OTHER investors have lost their money when investment companies collapsed. Here are some of the most prominent cases from over the years.
. Mark Synnott
This 49 year old investment adviser was sentenced to four years in prison earlier this year for fraudulent trading. Synnott's brokerage firm collapsed in 1991 and investors who gave £2.3 million to him have yet to get their money back.
More than 100 investors most of them elderly gave Synnott their savings for pensions in their retirement. A thalidomide victim handed over his £70,000 compensation payment.
The fraudulent trading charge, involved Synnott pretending that, as a director of Mark Synnott Brokers Ltd, he was engaged in bone fide investments when he knew the company was insolvent.

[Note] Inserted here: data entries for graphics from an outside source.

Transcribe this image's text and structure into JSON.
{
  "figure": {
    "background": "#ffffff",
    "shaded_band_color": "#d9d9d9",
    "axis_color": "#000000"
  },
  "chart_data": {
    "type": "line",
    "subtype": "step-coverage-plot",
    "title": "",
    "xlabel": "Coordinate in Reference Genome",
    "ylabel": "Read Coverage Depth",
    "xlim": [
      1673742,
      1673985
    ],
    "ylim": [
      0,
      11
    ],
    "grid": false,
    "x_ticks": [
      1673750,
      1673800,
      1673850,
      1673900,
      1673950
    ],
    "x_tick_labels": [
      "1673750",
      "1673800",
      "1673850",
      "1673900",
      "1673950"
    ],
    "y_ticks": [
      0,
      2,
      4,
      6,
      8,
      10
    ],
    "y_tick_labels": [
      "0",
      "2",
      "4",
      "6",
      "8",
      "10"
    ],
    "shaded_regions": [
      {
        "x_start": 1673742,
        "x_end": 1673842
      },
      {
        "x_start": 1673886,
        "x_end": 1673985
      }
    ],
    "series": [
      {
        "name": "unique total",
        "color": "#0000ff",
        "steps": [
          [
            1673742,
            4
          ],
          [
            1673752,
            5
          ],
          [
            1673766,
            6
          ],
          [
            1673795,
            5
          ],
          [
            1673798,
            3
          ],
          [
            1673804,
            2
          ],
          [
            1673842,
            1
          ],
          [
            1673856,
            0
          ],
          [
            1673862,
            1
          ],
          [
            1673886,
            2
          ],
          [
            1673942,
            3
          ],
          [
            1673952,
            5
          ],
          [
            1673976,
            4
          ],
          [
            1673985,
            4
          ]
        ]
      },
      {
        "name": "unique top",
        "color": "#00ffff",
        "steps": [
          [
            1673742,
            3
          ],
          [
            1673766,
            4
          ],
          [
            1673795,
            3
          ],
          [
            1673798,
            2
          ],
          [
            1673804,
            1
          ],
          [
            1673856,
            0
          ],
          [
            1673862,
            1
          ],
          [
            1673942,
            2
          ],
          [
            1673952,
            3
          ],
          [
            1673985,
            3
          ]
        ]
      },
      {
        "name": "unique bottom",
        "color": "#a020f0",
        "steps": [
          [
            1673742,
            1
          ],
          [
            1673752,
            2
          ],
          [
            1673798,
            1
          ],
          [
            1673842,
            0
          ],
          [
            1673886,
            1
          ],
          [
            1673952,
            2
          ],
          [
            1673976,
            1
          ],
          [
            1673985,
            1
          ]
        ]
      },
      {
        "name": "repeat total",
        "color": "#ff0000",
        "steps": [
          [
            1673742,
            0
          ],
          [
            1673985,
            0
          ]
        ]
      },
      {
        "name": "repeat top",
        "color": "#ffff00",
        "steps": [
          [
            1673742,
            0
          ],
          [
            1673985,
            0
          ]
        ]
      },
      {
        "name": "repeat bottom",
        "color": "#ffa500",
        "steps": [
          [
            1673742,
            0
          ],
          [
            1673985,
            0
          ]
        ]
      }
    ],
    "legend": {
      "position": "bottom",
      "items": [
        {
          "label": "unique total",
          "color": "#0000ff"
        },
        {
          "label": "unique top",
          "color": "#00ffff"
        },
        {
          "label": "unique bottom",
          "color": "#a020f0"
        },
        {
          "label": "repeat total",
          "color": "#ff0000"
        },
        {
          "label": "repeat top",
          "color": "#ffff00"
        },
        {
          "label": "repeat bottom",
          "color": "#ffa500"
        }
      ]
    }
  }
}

Synnott was also found guilty of converting sums of £40,000 of the company's money for his own use. The reality was that the company was insolvent for over 10 years before it collapsed.
. Patrick Blanchfield
Patrick Blanchfield was the principal of the company Abbey Financial Services in Kilkenny and acted as agent for several financial institutions, including New Ireland Assurance. He absconded with over £1 million of his investors money in late 1994. Some of this money was owned by members of Blanchfield's family.
Attention first began to focus on Blanchfield when he appeared in court on forgery charges, after he forged a Hibernian Life Insurance cheque.

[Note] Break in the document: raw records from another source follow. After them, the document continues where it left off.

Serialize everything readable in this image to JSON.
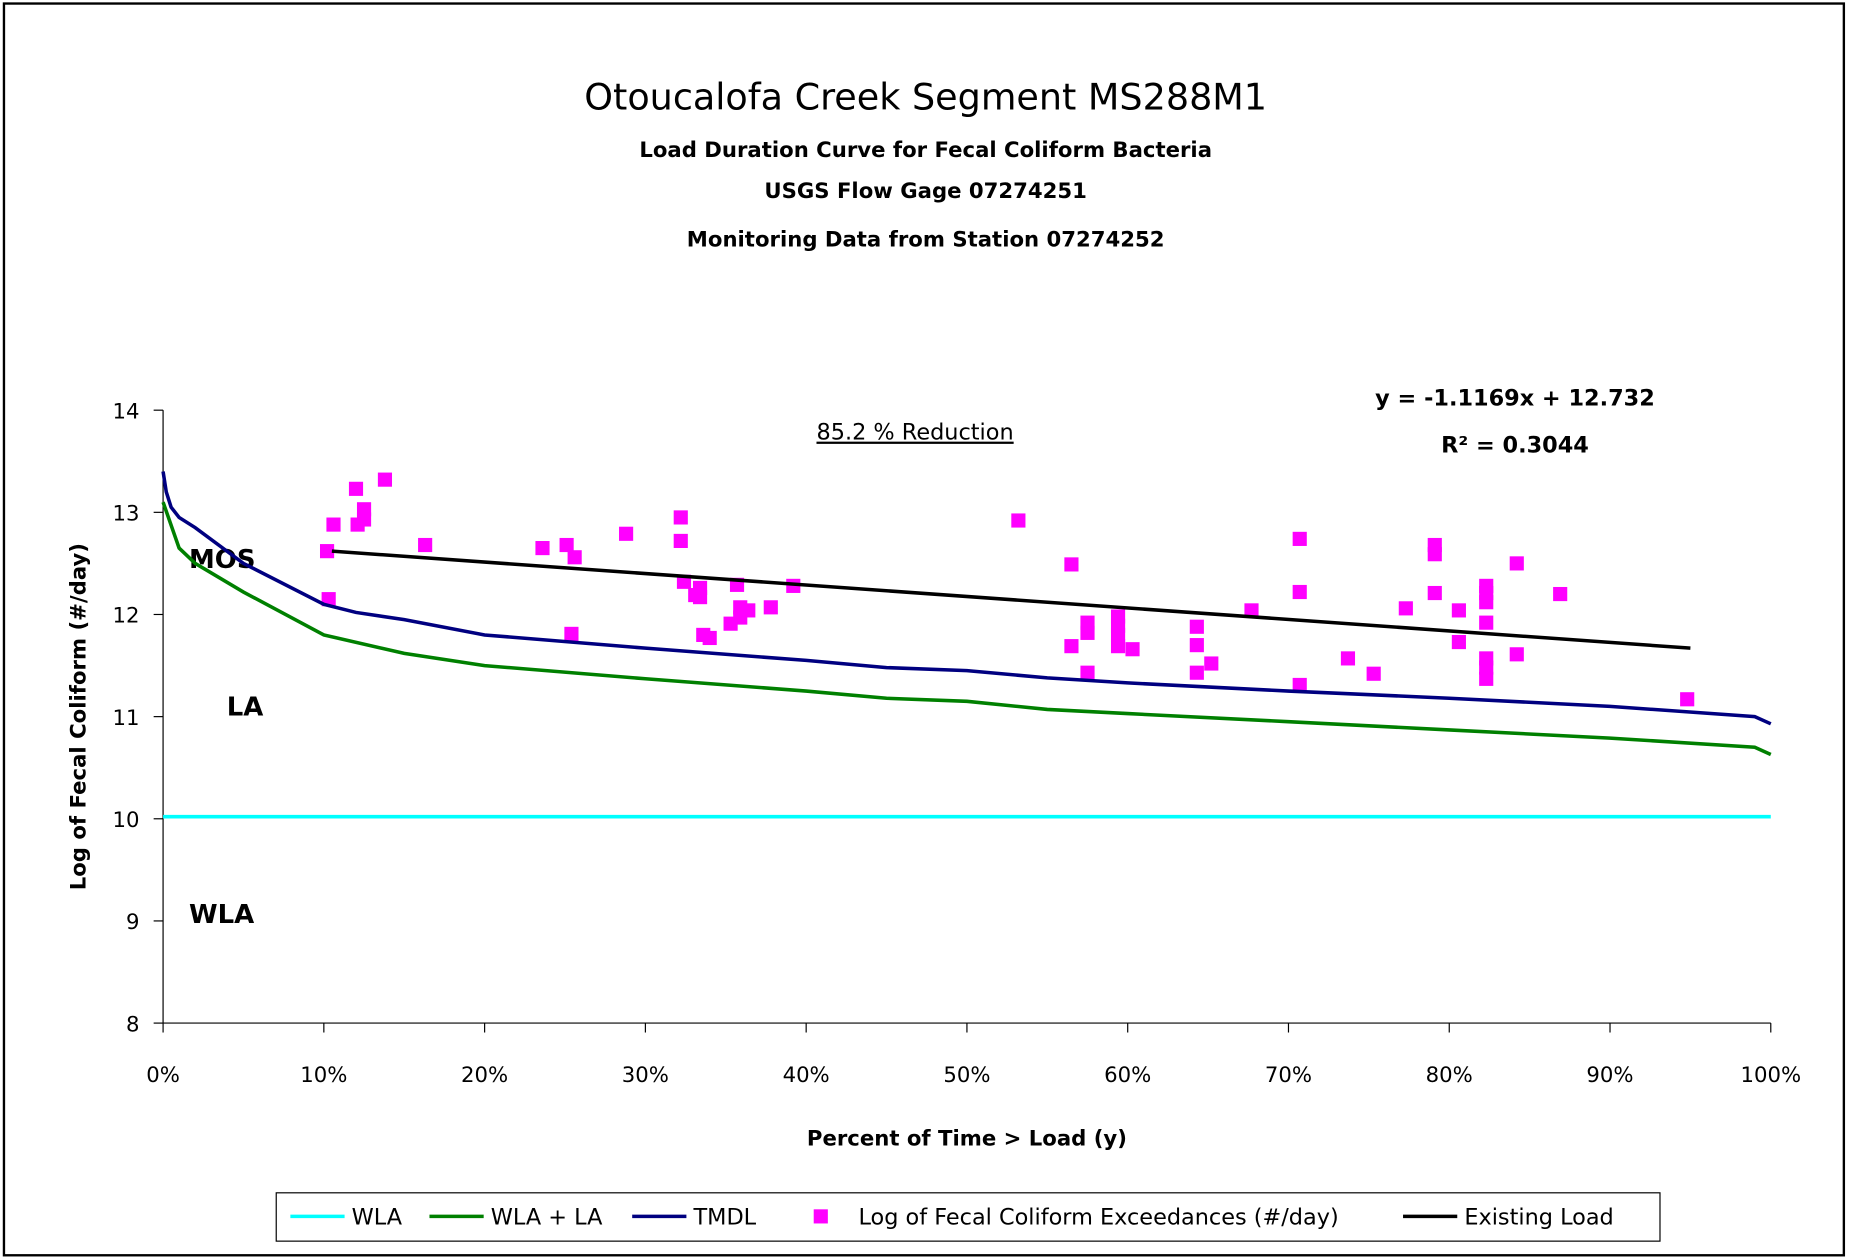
{
  "chart_data": {
    "type": "line",
    "title": "Otoucalofa Creek Segment MS288M1",
    "subtitles": [
      "Load Duration Curve for Fecal Coliform Bacteria",
      "USGS Flow Gage 07274251",
      "Monitoring Data from Station 07274252"
    ],
    "x_label": "Percent of Time > Load (y)",
    "y_label": "Log of Fecal Coliform (#/day)",
    "annotations": {
      "reduction": "85.2 % Reduction",
      "equation": "y = -1.1169x + 12.732",
      "r_squared": "R² = 0.3044",
      "zones": [
        "MOS",
        "LA",
        "WLA"
      ]
    },
    "xlim": [
      0,
      100
    ],
    "ylim": [
      8,
      14
    ],
    "xticks": [
      {
        "value": 0,
        "label": "0%"
      },
      {
        "value": 10,
        "label": "10%"
      },
      {
        "value": 20,
        "label": "20%"
      },
      {
        "value": 30,
        "label": "30%"
      },
      {
        "value": 40,
        "label": "40%"
      },
      {
        "value": 50,
        "label": "50%"
      },
      {
        "value": 60,
        "label": "60%"
      },
      {
        "value": 70,
        "label": "70%"
      },
      {
        "value": 80,
        "label": "80%"
      },
      {
        "value": 90,
        "label": "90%"
      },
      {
        "value": 100,
        "label": "100%"
      }
    ],
    "yticks": [
      8,
      9,
      10,
      11,
      12,
      13,
      14
    ],
    "legend": "bottom",
    "series": [
      {
        "name": "WLA",
        "color": "#00ffff",
        "kind": "line",
        "x": [
          0,
          100
        ],
        "values": [
          10.02,
          10.02
        ]
      },
      {
        "name": "WLA + LA",
        "color": "#008000",
        "kind": "line",
        "x": [
          0,
          1,
          2,
          5,
          10,
          15,
          20,
          30,
          40,
          45,
          50,
          55,
          60,
          70,
          80,
          90,
          99,
          100
        ],
        "values": [
          13.1,
          12.65,
          12.5,
          12.22,
          11.8,
          11.62,
          11.5,
          11.37,
          11.25,
          11.18,
          11.15,
          11.07,
          11.03,
          10.95,
          10.87,
          10.79,
          10.7,
          10.63
        ]
      },
      {
        "name": "TMDL",
        "color": "#000080",
        "kind": "line",
        "x": [
          0,
          0.2,
          0.5,
          1,
          2,
          5,
          10,
          12,
          15,
          20,
          30,
          40,
          45,
          50,
          55,
          60,
          70,
          80,
          90,
          99,
          100
        ],
        "values": [
          13.4,
          13.2,
          13.05,
          12.95,
          12.85,
          12.5,
          12.1,
          12.02,
          11.95,
          11.8,
          11.67,
          11.55,
          11.48,
          11.45,
          11.38,
          11.33,
          11.25,
          11.18,
          11.1,
          11.0,
          10.93
        ]
      },
      {
        "name": "Log of Fecal Coliform Exceedances (#/day)",
        "color": "#ff00ff",
        "kind": "scatter",
        "x": [
          10.2,
          10.3,
          10.6,
          12.0,
          12.1,
          12.5,
          12.5,
          13.8,
          16.3,
          23.6,
          25.1,
          25.6,
          25.4,
          28.8,
          32.2,
          32.2,
          32.4,
          33.1,
          33.4,
          33.4,
          33.6,
          34.0,
          35.3,
          35.7,
          35.9,
          35.9,
          36.4,
          37.8,
          39.2,
          53.2,
          56.5,
          56.5,
          57.5,
          57.5,
          57.5,
          59.4,
          59.4,
          59.4,
          59.4,
          60.3,
          64.3,
          64.3,
          64.3,
          65.2,
          67.7,
          70.7,
          70.7,
          70.7,
          73.7,
          75.3,
          77.3,
          79.1,
          79.1,
          79.1,
          80.6,
          80.6,
          82.3,
          82.3,
          82.3,
          82.3,
          82.3,
          82.3,
          82.3,
          84.2,
          84.2,
          86.9,
          94.8
        ],
        "values": [
          12.62,
          12.15,
          12.88,
          13.23,
          12.88,
          13.03,
          12.93,
          13.32,
          12.68,
          12.65,
          12.68,
          12.56,
          11.81,
          12.79,
          12.95,
          12.72,
          12.32,
          12.19,
          12.26,
          12.17,
          11.8,
          11.77,
          11.91,
          12.29,
          12.07,
          11.97,
          12.04,
          12.07,
          12.28,
          12.92,
          12.49,
          11.69,
          11.92,
          11.82,
          11.43,
          11.98,
          11.89,
          11.8,
          11.69,
          11.66,
          11.88,
          11.7,
          11.43,
          11.52,
          12.04,
          12.74,
          12.22,
          11.31,
          11.57,
          11.42,
          12.06,
          12.68,
          12.59,
          12.21,
          12.04,
          11.73,
          12.28,
          12.21,
          12.12,
          11.92,
          11.57,
          11.48,
          11.37,
          12.5,
          11.61,
          12.2,
          11.17
        ]
      },
      {
        "name": "Existing Load",
        "color": "#000000",
        "kind": "line",
        "x": [
          10.5,
          95
        ],
        "values": [
          12.62,
          11.67
        ]
      }
    ]
  }
}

The majority of Blanchfield's clients invested sums of £500 to £5,000 and were by the interest rate of 5 per cent above the going rate offered by the qualified auctioneer. He also promised to arrange financing and mortgages for people on the back of deposits.
Clients assumed their money was being invested with the institutions Blanchfield claimed to represent; it was later revealed that this was not always the case. Blanchfield fled to Britain soon after the company collapsed.
. Finbarr Ross
Finbarr Ross was a Cork financier who absconded leaving £7 million of clients money unaccounted for in 1984. Ross controlled the Gibraltar based investment company International Investments Ltd (IIL). He was able to entice brokers in Northern Ireland to recommend his company as an investment opportunity to their clients by giving them cash bonuses and expensive gifts.
As early as December 1983 Ross knew that IIL had a cash flow problem of around £5 million but after an apparently convincing presentation to investors, a further £1 million was invested by Ross's clients. Six months later Ross had absconded to the US, when it was discovered that much of the investors monies had been invested in property he owned.
It is understood that Ross is now working as a minister with the New Age Metaphysical Church in Talequah in the southern US. The RUC are said to be interested in extraditing the former financier.
. Russel Murphy
Charles Russel Murphy was a chartered accountant and partner in the firm of Henry M Murphy and Co. He personally took large sums of money from prominent personalities like Gay Byrne and Hugh Leonard for investment. It was later revealed that Murphy had spent large sums of this money to support his lavish lifestyle.
Investors were continually assured by the accountant that money was properly invested and showing a solid profit. Mr Russel was at one time a director of Bank of Ireland and used this position to borrow money using Gay Byrne's name.